Book a room at the Surfhouse boutique hotel in Encinitas—founded by surfers and featuring surfing lessons as well as surf-inspired rooms—and you’ll soon be channeling your inner Rob Machado (the surfing legend still lives here) in this Highway 101 beach town north of San Diego. Surfers are up early to get into the lineup at the point break of Swami’s, the beginner- and longboard-friendly Pipes, and the come-all appeal of D Street. Sunset means it’s time to head to Biergarten for burgers, craft beer, and live broadcasts of World Surfing League action.
The tall seawall edging the south end of Town Beach in Narragansett helps generate some high waves with a long, steady beach break that’s a favorite of local surfers from beginner to advanced, especially after storms. Surfing legend Peter Pan leads a local scene that includes summer lessons and camps. Step out of the waves and you’ll find a classic New England beach town with small inns and B&Bs, shore restaurants and clam shacks, and a low-key, family friendly vibe.
Fast and steep breaking waves make Gooch’s Beach just outside Kennebunk a fun surf spot for beginners in the summer and a challenge for hardy winter surfers. The cold waters call for a wetsuit year-round, but you can soothe your surf muscles and warm up by the fire at the Grace White Barn Inn & Spa, which serves some of the best lobster dishes in Maine. Gear up at Aquaholics, a surf shop located in a former church, or take the scenic drive up Route 1 north to Scarborough (where you’ll find the state’s biggest waves at Higgins Beach) and take home a Maine-made short or longboard from McDermott Shapes.
New Smyrna Beach, FL
One of railroad entrepreneur Henry Flagler’s original resort towns, New Smyrna Beach is known for its Canal Street shops, miles of broad, white beaches, and a rich surfing culture. The affectionately shorthanded “NSB” is home to the Museum of East Coast Surfing, and the waves at Smyrna Inlet and Ponce Inlet help seal NSB’s reputation as Florida’s best surfing town.
Wrightsville Beach, NC
Burke Haywood Bridgers began surfing the waves of Wrightsville Beach in 1909, making him the father of North Carolina surfing, and this coastal community just outside Wilmington has been a surf city every since. Pro surfer Ben Bourgeois is among the local residents who grew up riding Wrightsville’s beach break, a forgiving environment for beginners that can get wild when hurricanes are churning out in the Atlantic. In addition to surf camps, the town hosts an annual pro-am surfing festival and the Wrightsville Beach Wahine Classic, an all-female surf competition for all levels of competitors.
South Padre Island, TX
Don’t let its Spring Break party rep deter you: most of the year, South Padre Island is a relaxed beach town known more for its ripcurls than its “beer curls.” The continental shelf is closer to South Padre Island than anywhere else in Texas, and the deep water just offshore helps make this barrier island one of the top spots for surfing on the Gulf of Mexico. Overhead waves aren’t unheard of near the beach jetties, but there’s also good surfing right in front of the hotels lining the beach. Adventurous visitors can take a 4x4 out to the Padre Island National Seashore for even bigger swells.

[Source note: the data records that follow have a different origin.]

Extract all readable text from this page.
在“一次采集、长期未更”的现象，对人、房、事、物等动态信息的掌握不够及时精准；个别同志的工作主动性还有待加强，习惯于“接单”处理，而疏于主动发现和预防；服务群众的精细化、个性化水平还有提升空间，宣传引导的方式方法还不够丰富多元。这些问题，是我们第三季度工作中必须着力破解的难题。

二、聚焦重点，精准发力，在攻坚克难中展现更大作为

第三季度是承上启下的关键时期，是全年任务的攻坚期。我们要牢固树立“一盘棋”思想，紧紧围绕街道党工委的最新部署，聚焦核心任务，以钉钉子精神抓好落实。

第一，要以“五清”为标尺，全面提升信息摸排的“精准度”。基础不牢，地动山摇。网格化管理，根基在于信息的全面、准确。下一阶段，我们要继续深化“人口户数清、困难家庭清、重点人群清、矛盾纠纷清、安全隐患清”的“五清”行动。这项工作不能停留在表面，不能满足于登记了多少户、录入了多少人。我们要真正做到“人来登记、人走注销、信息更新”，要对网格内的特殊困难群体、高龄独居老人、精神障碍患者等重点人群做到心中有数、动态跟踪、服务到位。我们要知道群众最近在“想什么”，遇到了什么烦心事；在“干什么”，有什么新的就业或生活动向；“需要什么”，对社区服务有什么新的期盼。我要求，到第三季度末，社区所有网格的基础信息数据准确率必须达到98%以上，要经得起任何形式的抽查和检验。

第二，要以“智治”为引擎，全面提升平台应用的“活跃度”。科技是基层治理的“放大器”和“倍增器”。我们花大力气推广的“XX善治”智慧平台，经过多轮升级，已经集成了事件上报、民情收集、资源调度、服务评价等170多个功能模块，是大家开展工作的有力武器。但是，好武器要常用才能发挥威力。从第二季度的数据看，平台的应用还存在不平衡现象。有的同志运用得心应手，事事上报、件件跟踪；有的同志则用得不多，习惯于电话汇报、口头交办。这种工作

Charleston/Folly Beach, SC
The College of Charleston famously offers a surfing course for college credit, and when undergrads are ready to hit the waves they head down to Folly Beach. The Washout—named for a stretch of beach where houses were washed away by a hurricane—has been known to get 10-foot waves, but anyone can enjoy the thrill of surfing alongside the Folly Beach Pier, a local landmark stretching 1,000 feet into the ocean.
Santa Cruz, CA
Santa Cruz is literally surfing royalty: a trio of Hawaiian princes surfed the mouth of the San Lorenzo River on boards made of local redwood in 1885, and surfers have been donning locally made O’Neill wetsuits to challenge the city’s 11 world-class surf breaks ever since. Santa Cruz’s endless outdoor attractions include the city’s famous wharf and boardwalk with its Giant Dipper roller coaster and Charles I.D. Looff carousel, and the Santa Cruz Surfing Museum awaits a rainy-day visit.

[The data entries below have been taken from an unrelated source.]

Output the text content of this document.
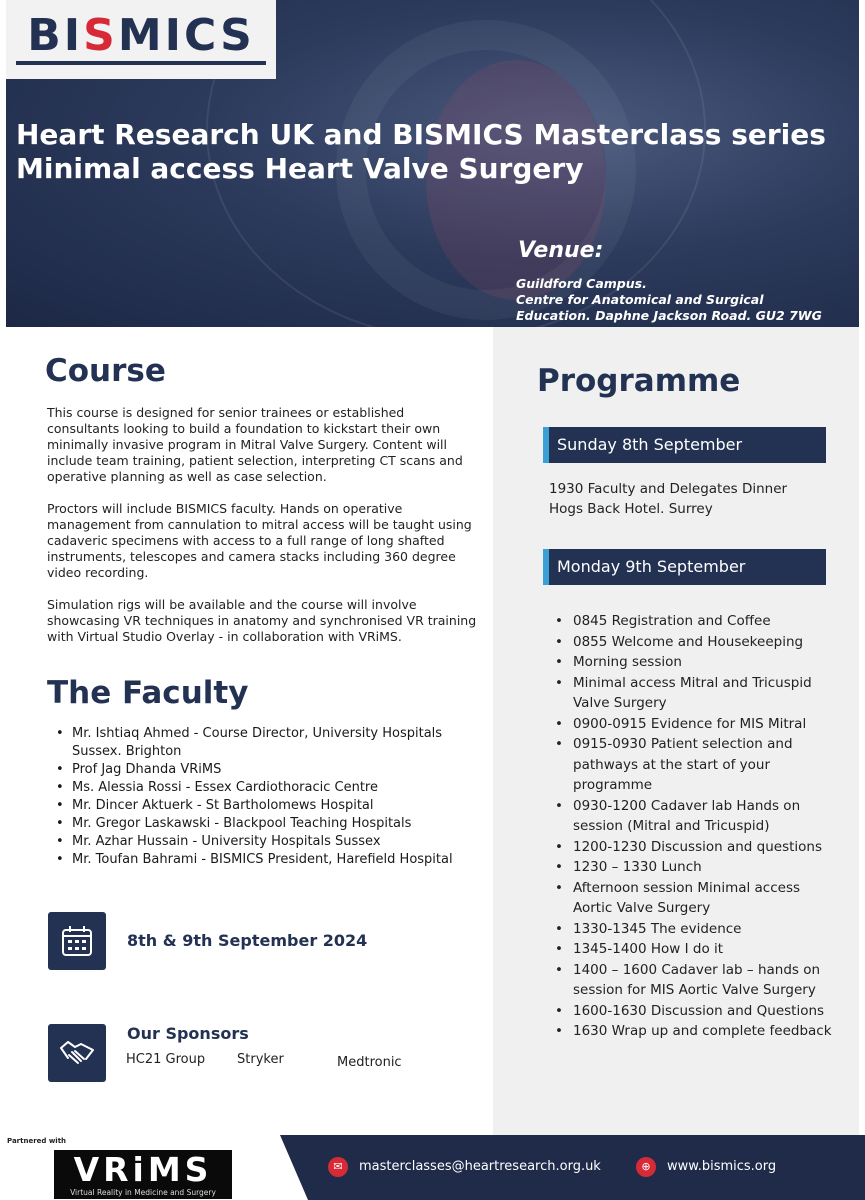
BISMICS
Heart Research UK and BISMICS Masterclass series
Minimal access Heart Valve Surgery
Venue:
Guildford Campus.
Centre for Anatomical and Surgical
Education. Daphne Jackson Road. GU2 7WG
Course

This course is designed for senior trainees or established consultants looking to build a foundation to kickstart their own minimally invasive program in Mitral Valve Surgery. Content will include team training, patient selection, interpreting CT scans and operative planning as well as case selection.

Proctors will include BISMICS faculty. Hands on operative management from cannulation to mitral access will be taught using cadaveric specimens with access to a full range of long shafted instruments, telescopes and camera stacks including 360 degree video recording.

Simulation rigs will be available and the course will involve showcasing VR techniques in anatomy and synchronised VR training with Virtual Studio Overlay - in collaboration with VRiMS.

The Faculty
• Mr. Ishtiaq Ahmed - Course Director, University Hospitals Sussex. Brighton
• Prof Jag Dhanda VRiMS
• Ms. Alessia Rossi - Essex Cardiothoracic Centre
• Mr. Dincer Aktuerk - St Bartholomews Hospital
• Mr. Gregor Laskawski - Blackpool Teaching Hospitals
• Mr. Azhar Hussain - University Hospitals Sussex
• Mr. Toufan Bahrami - BISMICS President, Harefield Hospital
8th & 9th September 2024
Our Sponsors
HC21 Group Stryker	Medtronic
Programme
Sunday 8th September
1930 Faculty and Delegates Dinner
Hogs Back Hotel. Surrey
Monday 9th September
• 0845 Registration and Coffee
• 0855 Welcome and Housekeeping
• Morning session
• Minimal access Mitral and Tricuspid Valve Surgery
• 0900-0915 Evidence for MIS Mitral
• 0915-0930 Patient selection and pathways at the start of your programme
• 0930-1200 Cadaver lab Hands on session (Mitral and Tricuspid)
• 1200-1230 Discussion and questions
• 1230 – 1330 Lunch
• Afternoon session Minimal access Aortic Valve Surgery
• 1330-1345 The evidence
• 1345-1400 How I do it
• 1400 – 1600 Cadaver lab – hands on session for MIS Aortic Valve Surgery
• 1600-1630 Discussion and Questions
• 1630 Wrap up and complete feedback
Partnered with
VRiMS
Virtual Reality in Medicine and Surgery
✉	masterclasses@heartresearch.org.uk	⊕	www.bismics.org
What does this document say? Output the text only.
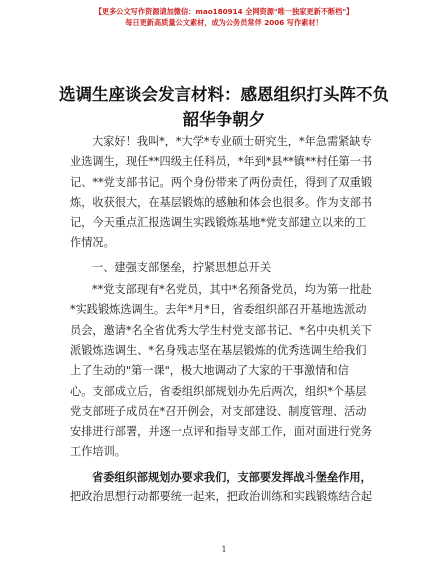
【更多公文写作资源请加微信：mao180914 全网资源"唯一独家更新不断档"】
每日更新高质量公文素材，成为公务员常伴 2006 写作素材！
选调生座谈会发言材料：感恩组织打头阵不负
韶华争朝夕
大家好！我叫*，*大学*专业硕士研究生，*年急需紧缺专
业选调生，现任**四级主任科员，*年到*县**镇**村任第一书
记、**党支部书记。两个身份带来了两份责任，得到了双重锻
炼，收获很大，在基层锻炼的感触和体会也很多。作为支部书
记，今天重点汇报选调生实践锻炼基地*党支部建立以来的工
作情况。
一、建强支部堡垒，拧紧思想总开关
**党支部现有*名党员，其中*名预备党员，均为第一批赴
*实践锻炼选调生。去年*月*日，省委组织部召开基地选派动
员会，邀请*名全省优秀大学生村党支部书记、*名中央机关下
派锻炼选调生、*名身残志坚在基层锻炼的优秀选调生给我们
上了生动的"第一课"，极大地调动了大家的干事激情和信
心。支部成立后，省委组织部规划办先后两次，组织*个基层
党支部班子成员在*召开例会，对支部建设、制度管理、活动
安排进行部署，并逐一点评和指导支部工作，面对面进行党务
工作培训。
省委组织部规划办要求我们，支部要发挥战斗堡垒作用，
把政治思想行动都要统一起来，把政治训练和实践锻炼结合起
1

The gateway to Maui’s sinuous Road to Hana, Paia is the hub of the island’s north shore surfing scene and close to Ho’okipa Beach, where surfers and windsurfers have each staked their claims on the island’s big winter waves. Surf shops, small boutiques, and restaurants line the modest streets of this colorful plantation town, which retains an island-flavored hippie vibe.